John Wintergreen (Robert Blake) is a motorcycle cop who patrols the rural Arizona highways with his partner Zipper (Billy "Green" Bush). Wintergreen is an experienced patrolman looking to be transferred to homicide. When he is informed by Crazy Willie (Elisha Cook, Jr.) of an apparent suicide via shotgun, Wintergreen believes the case is actually a murder. Detective Harve Poole (Mitchell Ryan) agrees it is a homicide, after a .22 bullet is found in the man's skull during the autopsy, as well hearing about a possible missing $5,000 from the man's home, and arranges for Wintergreen to be transferred to homicide to help with the case.
Wintergreen gets his wish, but his joy is short-lived. He begins increasingly to identify with the hippies whom the other officers, including Detective Poole, are endlessly harassing. The final straw comes when Poole discovers that Wintergreen has been sleeping with his girlfriend Jolene (Jeannine Riley). The hostile workplace politics cause him to be quickly demoted back to traffic enforcement.
Despite being demoted, Wintergreen is able to solve the murder. The killer turns out to be Willie, who confesses while Wintergreen goads him into talking about it. Wintergreen surmises Willie did it because he was jealous of the old man he killed, who frequently had young people over to his house to buy drugs. Shortly after, it is discovered that Zipper stole the $5,000, which he used to buy a fully dressed Electra Glide motorcycle. Wintergreen is forced to shoot Zipper after he becomes distressed and belligerent, and shoots at Wintergreen and in the direction of an innocent bystander while brandishing a gun.
As the film ends, Wintergreen is alone and back on his old beat, when he runs into a hippie that Zipper was needlessly harassing near the beginning of the film. Wintergreen lets him off with a warning but the hippie forgets his driver's license, and Wintergreen drives up behind his van to return it to him. The hippie's passenger points a shotgun out the back window and shoots Wintergreen, killing him.Robert Blake as Officer John Wintergreen
Billy "Green" Bush as Officer Zipper Davis
Mitchell Ryan as Det. Harvey Poole
Jeannine Riley as Jolene
Elisha Cook as Willie
Royal Dano as Coroner
Hawk Wolinski as VW Bus Driver
Peter Cetera as Bob Zemko
Terry Kath as Killer
Lee Loughnane as Pig Man
Walter Parazaider as Loose Lips
Joe Samsil as Sgt. Ryker
Jason Clark as L.A. Detective
Michael Butler as Truck Driver
Susan Forristal as Ice Cream Girl
Nick Nolte as Hippie (uncredited)
First-time director James William Guercio took a salary of one dollar in order to have budget available to hire Conrad Hall as the cinematographer. During their discussions, it transpired that Guercio and Hall disagreed on how the film should look; a compromise was reached where Guercio would shoot the exterior scenes in a manner reminiscent of John Ford's films (which was the look Guercio wanted to achieve), while Hall could set up and shoot all the film's interior scenes any way he saw fit. According to the DVD commentary, Guercio claims that a majority of the film was shot without permits, because the Arizona Highway Patrol would not cooperate with production. The movie was filmed in Monument Valley and Fountain Hills, Arizona.
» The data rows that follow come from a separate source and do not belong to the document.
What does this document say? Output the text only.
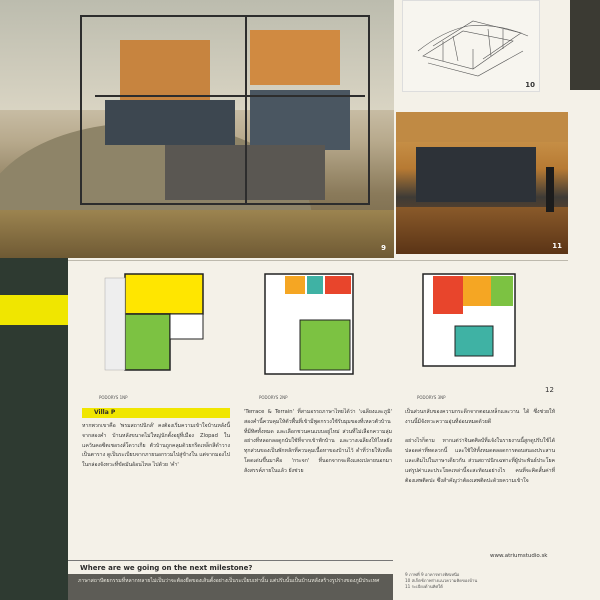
9
10
11
PODORYS 1NP	PODORYS 2NP	PODORYS 3NP
12
Villa P
หากพวกเขาคือ 'พรมสถาปนิกส์' คงต้องเริ่มความเข้าใจบ้านหลังนี้จากสองคำ บ้านหลังขนาดไม่ใหญ่นักตั้งอยู่ที่เมือง Zlopad ในแคว้นคอซีตเชอรงส์โดวาเกีย ตัวบ้านถูกคลุมด้วยกรีดเหล็กสีดำวางเป็นตาราง ดูเป็นระเบียบจากภายนอกรวมไปสู่ข้างใน แต่จากมองไปในกล่องจังหวะที่ขัดมันอ้อนไหล ไปด้วย 'คำ'
'Terrace & Terrain' ที่สามอรรถภาษาไทยได้ว่า 'เฉลียงและภูมิ' สองคำนี้ควบคุมให้ตัวพื้นที่เข้ามีพูดกรวงใช้รับมุมของที่เหลวตัวบ้านที่มีทิศทั้งหมด และเลือกชวนคนแบบอยู่ไหม่ ส่วนที่ไม่เลือกความลุ่มอย่างที่หลอกลอดูกนับใช้ที่จากเข้าพักบ้าน และวางเฉลียงให้ไหลยังทุกส่วนของเป็นพักหลักที่ควบคุมเนื้อหาของบ้านไว้ ดำที่ว่ายให้เหลือโดดเด่นขึ้นมาคือ 'กระจก' ที่นอกจากจะดึงแสงเปลายนอกมาสังสรรค์ภายในแล้ว ยังช่วย
เป็นส่วนกลับของความกระดีกจากตอนเหล็กและวาน ได้ ซึ่งช่วยให้งานนี้มีจังหวะความอุ่นที่อ่อนหมดด้วยดี

อย่างไรก็ตาม หากแต่ว่าจินตศิลป์ที่แจ้งในรายงานนี้สูกดูปรับใช้ได้ปลอดค่าที่ทดลวกนี้ และใช้ให้ทั้งหมดตลอดการตอบสนองประสานและเติมไปในภาษาเดียวกัน ส่วนสถาปนิกเฉพาะที่ผู้ประพันธ์ประโยคแต่รูปค่าและประโยคเหล่านี้จะสะท้อนอย่างไร คนที่จะคิดสั้นค่าที่ต้องเสพติดปะ ซึ่งสำคัญว่าต้องเสพติดปะด้วยความเข้าใจ
www.atriumstudio.sk
Where are we going on the next milestone?
ภาษาสถาปัตยกรรมที่หลากหลายไม่เป็นว่าจะต้องยืดของเส้นตั้งอย่างเป็นระเบียบเท่านั้น แต่ปรับนั้นเป็นบ้านหลังสร้างรูปร่างของภูมิประเทศ
9 ภาพที่ 9 อาคารทางทิศเหนือ
10 สเก็ตช์ภาพร่างแนวความคิดของบ้าน
11 ระเบียงด้านทิศใต้
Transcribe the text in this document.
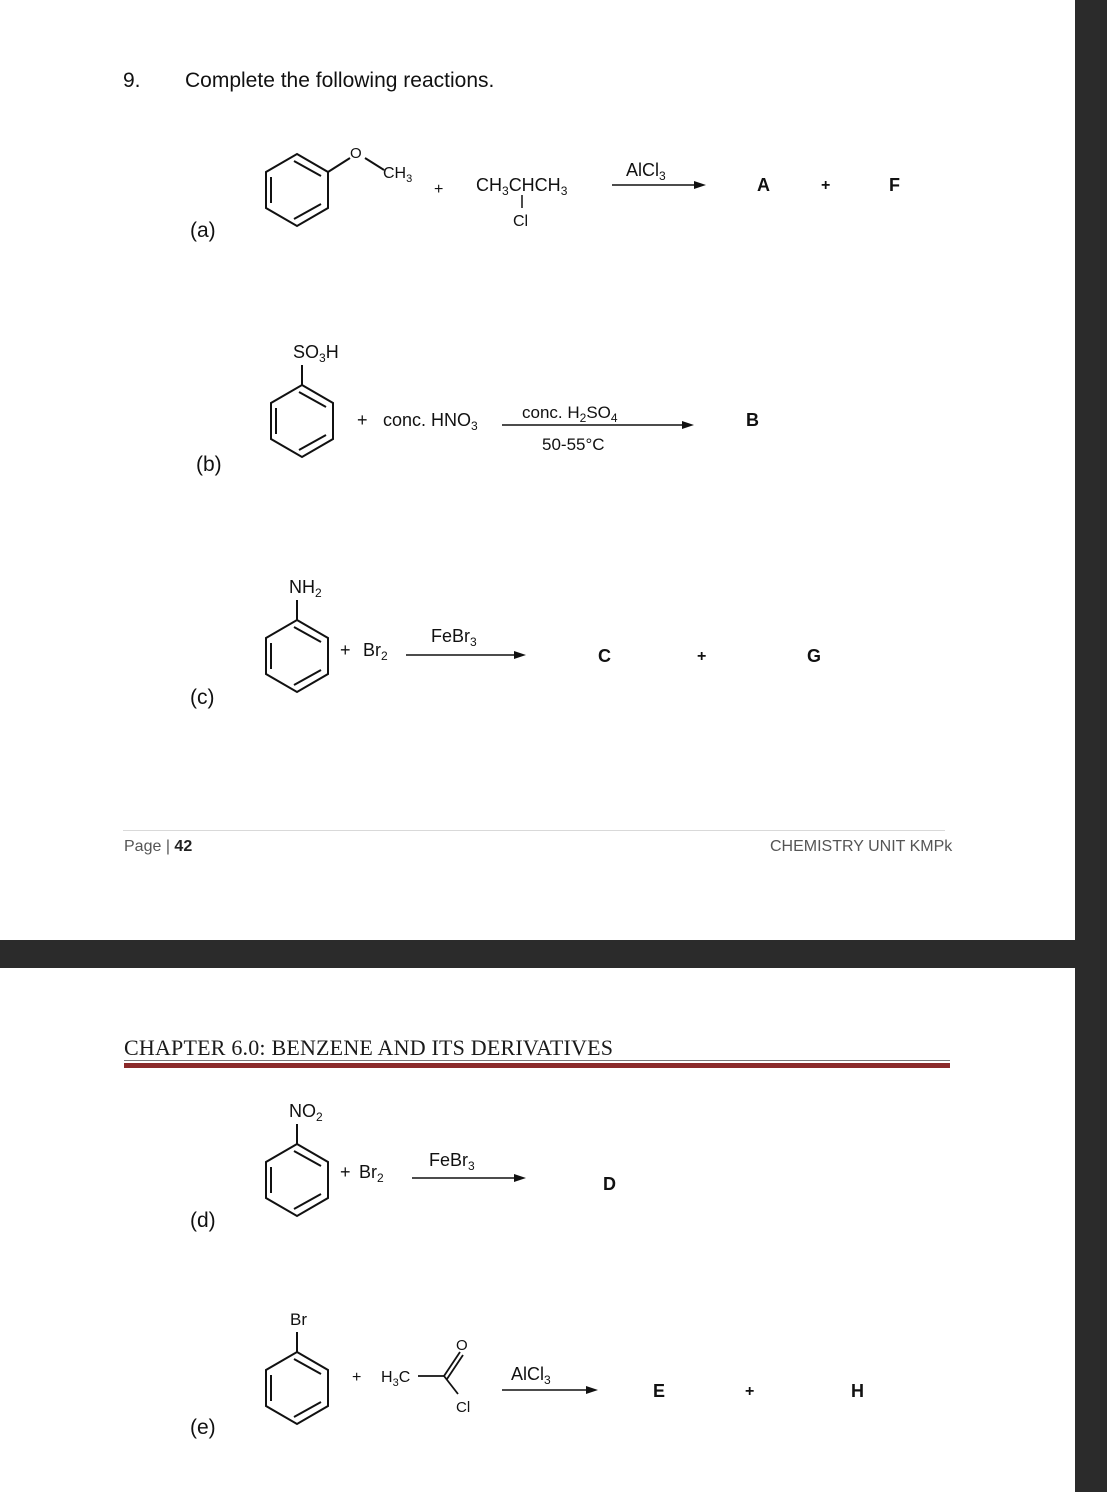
9. Complete the following reactions.
(a)
(b)
(c)
O
$CH_3$
+ $CH_3CHCH_3$
Cl
AlCl$_3$	A	+	F
$SO_3H$
+ conc. $HNO_3$
conc. $H_2SO_4$
50-55°C
B
$NH_2$
+ $Br_2$
FeBr$_3$
C	+	G
Page | 42	CHEMISTRY UNIT KMPk
CHAPTER 6.0: BENZENE AND ITS DERIVATIVES
(d)
(e)
$NO_2$
+ $Br_2$
FeBr$_3$
D
Br
+ $H_3C$
O
Cl
AlCl$_3$
E	+	H
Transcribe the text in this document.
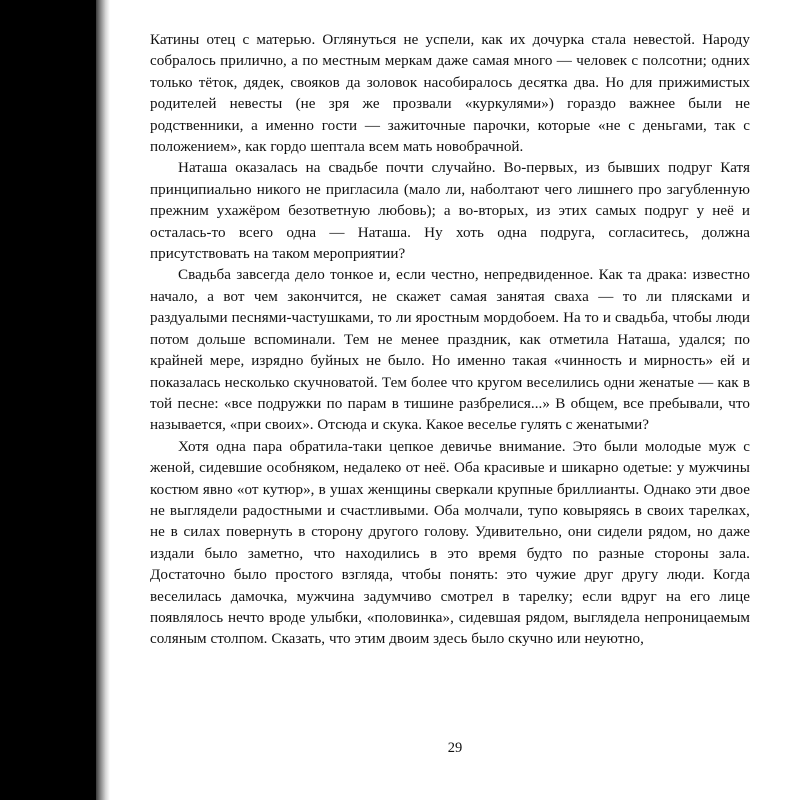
Катины отец с матерью. Оглянуться не успели, как их дочурка стала невестой. Народу собралось прилично, а по местным меркам даже самая много — человек с полсотни; одних только тёток, дядек, свояков да золовок насобиралось десятка два. Но для прижимистых родителей невесты (не зря же прозвали «куркулями») гораздо важнее были не родственники, а именно гости — зажиточные парочки, которые «не с деньгами, так с положением», как гордо шептала всем мать новобрачной.

Наташа оказалась на свадьбе почти случайно. Во-первых, из бывших подруг Катя принципиально никого не пригласила (мало ли, наболтают чего лишнего про загубленную прежним ухажёром безответную любовь); а во-вторых, из этих самых подруг у неё и осталась-то всего одна — Наташа. Ну хоть одна подруга, согласитесь, должна присутствовать на таком мероприятии?

Свадьба завсегда дело тонкое и, если честно, непредвиденное. Как та драка: известно начало, а вот чем закончится, не скажет самая занятая сваха — то ли плясками и раздуалыми песнями-частушками, то ли яростным мордобоем. На то и свадьба, чтобы люди потом дольше вспоминали. Тем не менее праздник, как отметила Наташа, удался; по крайней мере, изрядно буйных не было. Но именно такая «чинность и мирность» ей и показалась несколько скучноватой. Тем более что кругом веселились одни женатые — как в той песне: «все подружки по парам в тишине разбрелися...» В общем, все пребывали, что называется, «при своих». Отсюда и скука. Какое веселье гулять с женатыми?

Хотя одна пара обратила-таки цепкое девичье внимание. Это были молодые муж с женой, сидевшие особняком, недалеко от неё. Оба красивые и шикарно одетые: у мужчины костюм явно «от кутюр», в ушах женщины сверкали крупные бриллианты. Однако эти двое не выглядели радостными и счастливыми. Оба молчали, тупо ковыряясь в своих тарелках, не в силах повернуть в сторону другого голову. Удивительно, они сидели рядом, но даже издали было заметно, что находились в это время будто по разные стороны зала. Достаточно было простого взгляда, чтобы понять: это чужие друг другу люди. Когда веселилась дамочка, мужчина задумчиво смотрел в тарелку; если вдруг на его лице появлялось нечто вроде улыбки, «половинка», сидевшая рядом, выглядела непроницаемым соляным столпом. Сказать, что этим двоим здесь было скучно или неуютно,

29
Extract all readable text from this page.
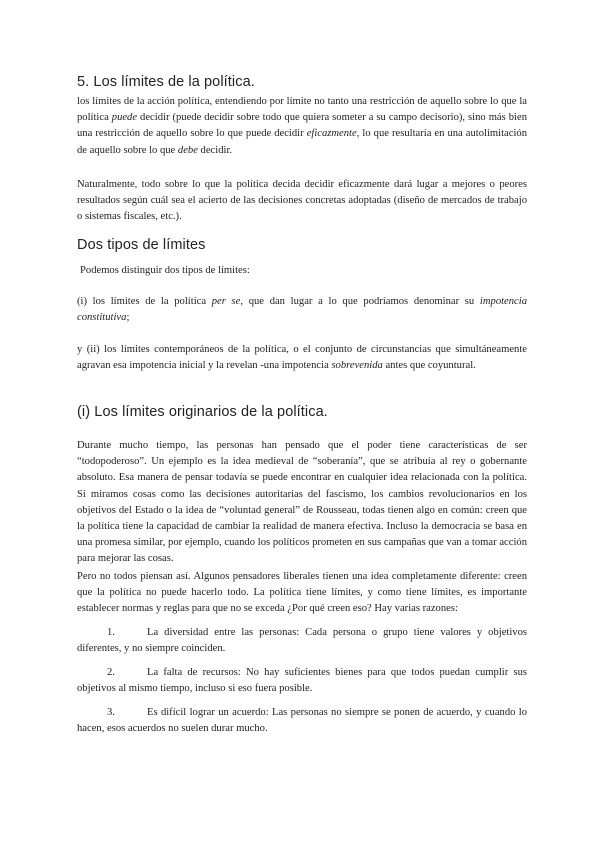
5. Los límites de la política.

los límites de la acción política, entendiendo por límite no tanto una restricción de aquello sobre lo que la política puede decidir (puede decidir sobre todo que quiera someter a su campo decisorio), sino más bien una restricción de aquello sobre lo que puede decidir eficazmente, lo que resultaría en una autolimitación de aquello sobre lo que debe decidir.

Naturalmente, todo sobre lo que la política decida decidir eficazmente dará lugar a mejores o peores resultados según cuál sea el acierto de las decisiones concretas adoptadas (diseño de mercados de trabajo o sistemas fiscales, etc.).

Dos tipos de límites

Podemos distinguir dos tipos de límites:

(i) los límites de la política per se, que dan lugar a lo que podríamos denominar su impotencia constitutiva;

y (ii) los límites contemporáneos de la política, o el conjunto de circunstancias que simultáneamente agravan esa impotencia inicial y la revelan -una impotencia sobrevenida antes que coyuntural.

(i) Los límites originarios de la política.

Durante mucho tiempo, las personas han pensado que el poder tiene características de ser “todopoderoso”. Un ejemplo es la idea medieval de “soberanía”, que se atribuía al rey o gobernante absoluto. Esa manera de pensar todavía se puede encontrar en cualquier idea relacionada con la política. Si miramos cosas como las decisiones autoritarias del fascismo, los cambios revolucionarios en los objetivos del Estado o la idea de “voluntad general” de Rousseau, todas tienen algo en común: creen que la política tiene la capacidad de cambiar la realidad de manera efectiva. Incluso la democracia se basa en una promesa similar, por ejemplo, cuando los políticos prometen en sus campañas que van a tomar acción para mejorar las cosas.

Pero no todos piensan así. Algunos pensadores liberales tienen una idea completamente diferente: creen que la política no puede hacerlo todo. La política tiene límites, y como tiene límites, es importante establecer normas y reglas para que no se exceda ¿Por qué creen eso? Hay varias razones:

1.	La diversidad entre las personas: Cada persona o grupo tiene valores y objetivos diferentes, y no siempre coinciden.

2.	La falta de recursos: No hay suficientes bienes para que todos puedan cumplir sus objetivos al mismo tiempo, incluso si eso fuera posible.

3.	Es difícil lograr un acuerdo: Las personas no siempre se ponen de acuerdo, y cuando lo hacen, esos acuerdos no suelen durar mucho.
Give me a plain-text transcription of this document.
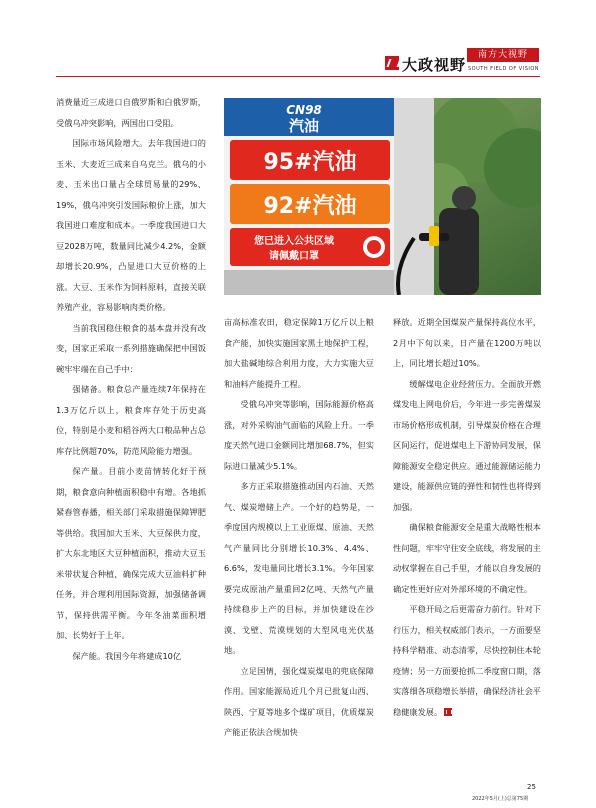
大政视野
南方大视野
SOUTH FIELD OF VISION

消费量近三成进口自俄罗斯和白俄罗斯，受俄乌冲突影响，两国出口受阻。

国际市场风险增大。去年我国进口的玉米、大麦近三成来自乌克兰。俄乌的小麦、玉米出口量占全球贸易量的29%、19%，俄乌冲突引发国际粮价上涨，加大我国进口难度和成本。一季度我国进口大豆2028万吨，数量同比减少4.2%，金额却增长20.9%，凸显进口大豆价格的上涨。大豆、玉米作为饲料原料，直接关联养殖产业，容易影响肉类价格。

当前我国稳住粮食的基本盘并没有改变，国家正采取一系列措施确保把中国饭碗牢牢端在自己手中：

强储备。粮食总产量连续7年保持在1.3万亿斤以上，粮食库存处于历史高位，特别是小麦和稻谷两大口粮品种占总库存比例超70%，防范风险能力增强。

保产量。目前小麦苗情转化好于预期，粮食意向种植面积稳中有增。各地抓紧春管春播，相关部门采取措施保障钾肥等供给。我国加大玉米、大豆保供力度，扩大东北地区大豆种植面积，推动大豆玉米带状复合种植，确保完成大豆油料扩种任务，并合理利用国际资源，加强储备调节，保持供需平衡。今年冬油菜面积增加、长势好于上年。

保产能。我国今年将建成10亿

CN98
汽油
95#汽油
92#汽油
您已进入公共区域
请佩戴口罩

亩高标准农田，稳定保障1万亿斤以上粮食产能，加快实施国家黑土地保护工程，加大盐碱地综合利用力度，大力实施大豆和油料产能提升工程。

受俄乌冲突等影响，国际能源价格高涨，对外采购油气面临的风险上升。一季度天然气进口金额同比增加68.7%，但实际进口量减少5.1%。

多方正采取措施推动国内石油、天然气、煤炭增储上产。一个好的趋势是，一季度国内规模以上工业原煤、原油、天然气产量同比分别增长10.3%、4.4%、6.6%，发电量同比增长3.1%。今年国家要完成原油产量重回2亿吨、天然气产量持续稳步上产的目标，并加快建设在沙漠、戈壁、荒漠规划的大型风电光伏基地。

立足国情，强化煤炭煤电的兜底保障作用。国家能源局近几个月已批复山西、陕西、宁夏等地多个煤矿项目，优质煤炭产能正依法合规加快

释放。近期全国煤炭产量保持高位水平，2月中下旬以来，日产量在1200万吨以上，同比增长超过10%。

缓解煤电企业经营压力。全面放开燃煤发电上网电价后，今年进一步完善煤炭市场价格形成机制，引导煤炭价格在合理区间运行，促进煤电上下游协同发展，保障能源安全稳定供应。通过能源储运能力建设，能源供应链的弹性和韧性也将得到加强。

确保粮食能源安全是重大战略性根本性问题，牢牢守住安全底线，将发展的主动权掌握在自己手里，才能以自身发展的确定性更好应对外部环境的不确定性。

平稳开局之后更需奋力前行。针对下行压力，相关权威部门表示，一方面要坚持科学精准、动态清零，尽快控制住本轮疫情；另一方面要抢抓二季度窗口期，落实落细各项稳增长举措，确保经济社会平稳健康发展。

25
2022年5月(上)总第75期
Guercio was best known as the producer of the rock band Chicago. Members of the band Chicago appear in the film in minor roles, including Peter Cetera, Terry Kath, Lee Loughnane and Walter Parazaider, as well as Hawk Wolinski from the Guercio-produced band Madura. Chicago also appears on the movie soundtrack. The soundtrack album also included a four-page fold-out poster of Robert Blake standing beside his cycle on a bluff overlooking Monument Valley.
Electra Glide in Blue was released on DVD by MGM on March 22, 2005. A Blu-ray was released on June 4, 2013 by Shout! Factory.
The film received a review in The New York Times, which described it as "portentous" but portraying "very ordinary or very embarrassing things: a crudely staged bike chase, or the confessions of a demoralized bar girl in what looks and sounds like a second-year acting exercise in drama school."
The film was entered into the 1973 Cannes Film Festival. Robert Blake was nominated for a Golden Globe for his performance.
In 2012, Time magazine called Electra Glide in Blue "A neglected cult-classic that could have only come from (or have been made in) the early ‘70s." and "It’s a quirky but unforgettable movie — part character study, part examination of an emerging youth culture — featuring some outstanding camerawork from future Oscar-winning cinematographer Conrad Hall."